A Quiet Disparity: Brandon’s Story
Brandon is the four-year-old nephew of Daileann Hemmings, RN, BSN, MSN, and Connecticut Health Leadership Fellow Class of 2012. He wants you to know that he is going to a new school this year, and he likes to make “Spiderman fingers” when having his picture taken.
He also has Sickle Cell Disease (SCD), an inherited blood disorder that can cause a shortened life expectancy, extreme pain, even organ death. And if you look at Brandon, you’ll know why Daileann dedicated herself to changing how the health care system manages the disease.
Daileann is a certified intermediate community sickle cell counselor, and Vice President of the Board of Directors for Citizens for Quality Sickle Cell Care, an organization in Connecticut whose mission is “To ensure the availability and accessibility of quality and comprehensive medical care and support services for children and adults in Northern Connecticut with Sickle Cell Disease and other related disorders.”
More than 100,000 Americans are living with SCD, and more than two million Americans carry the trait. Carrying the trait does not make you symptomatic. Where having the trait becomes a concern is when planning a family. If both you and your partner have the sickle cell trait, you have a 25 percent chance with each pregnancy of having a child with SCD. Families can prevent children being born with the disease as long as they are having conversations and getting screened for the trait.

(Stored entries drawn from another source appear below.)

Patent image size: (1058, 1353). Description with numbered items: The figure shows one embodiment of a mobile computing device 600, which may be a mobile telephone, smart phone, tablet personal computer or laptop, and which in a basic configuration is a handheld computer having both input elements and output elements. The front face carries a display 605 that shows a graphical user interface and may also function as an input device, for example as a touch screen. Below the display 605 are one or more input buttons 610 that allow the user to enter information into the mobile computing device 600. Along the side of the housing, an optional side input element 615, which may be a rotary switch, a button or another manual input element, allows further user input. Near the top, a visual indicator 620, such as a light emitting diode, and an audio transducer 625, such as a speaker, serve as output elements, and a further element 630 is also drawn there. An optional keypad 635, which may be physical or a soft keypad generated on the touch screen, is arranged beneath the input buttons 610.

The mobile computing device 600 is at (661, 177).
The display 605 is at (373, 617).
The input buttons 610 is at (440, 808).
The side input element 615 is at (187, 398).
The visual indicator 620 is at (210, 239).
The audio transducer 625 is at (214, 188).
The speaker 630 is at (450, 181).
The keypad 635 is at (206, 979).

The disparity in SCD is two-fold: historically, it has been believed that SCD only affect people of African descent, marginalizing the disease. The truth is that people of all races can carry the trait, which many people don’t realize, and they don’t undergo screening when deciding to have children.
The second piece of the disparity is that the needs of SCD patients are not always well-understood by providers. SCD changes the shape of the red blood cell from a from a flexible, circular shape into a hard crescent shape – a sickle. The cells can spontaneously become stuck in the joints and cause an unbearable pain crisis, requiring emergency room care. Providers, however, often treat these patients as if they were medication-seeking, and don’t give them the pain medication they need. An untreated crisis can lead to organ failure and death.
In Connecticut, the good news is that systems changes are happening at the hospital level. At Connecticut Children’s Medical Center, University of Connecticut Farmington Hospital, and Yale University, a patient that is identified as having SCD receives immediate care. Daileann herself educates providers so that they understand the needs of SCD patients in crisis.
As Daileann says in the video, awareness of the disease and its complexities is critical, both for prevention and to ensure the appropriate administration of care.
Does someone you know and love have SCD? What other systems changes could we be making in order to create better care, and ultimately, a cure for the disease?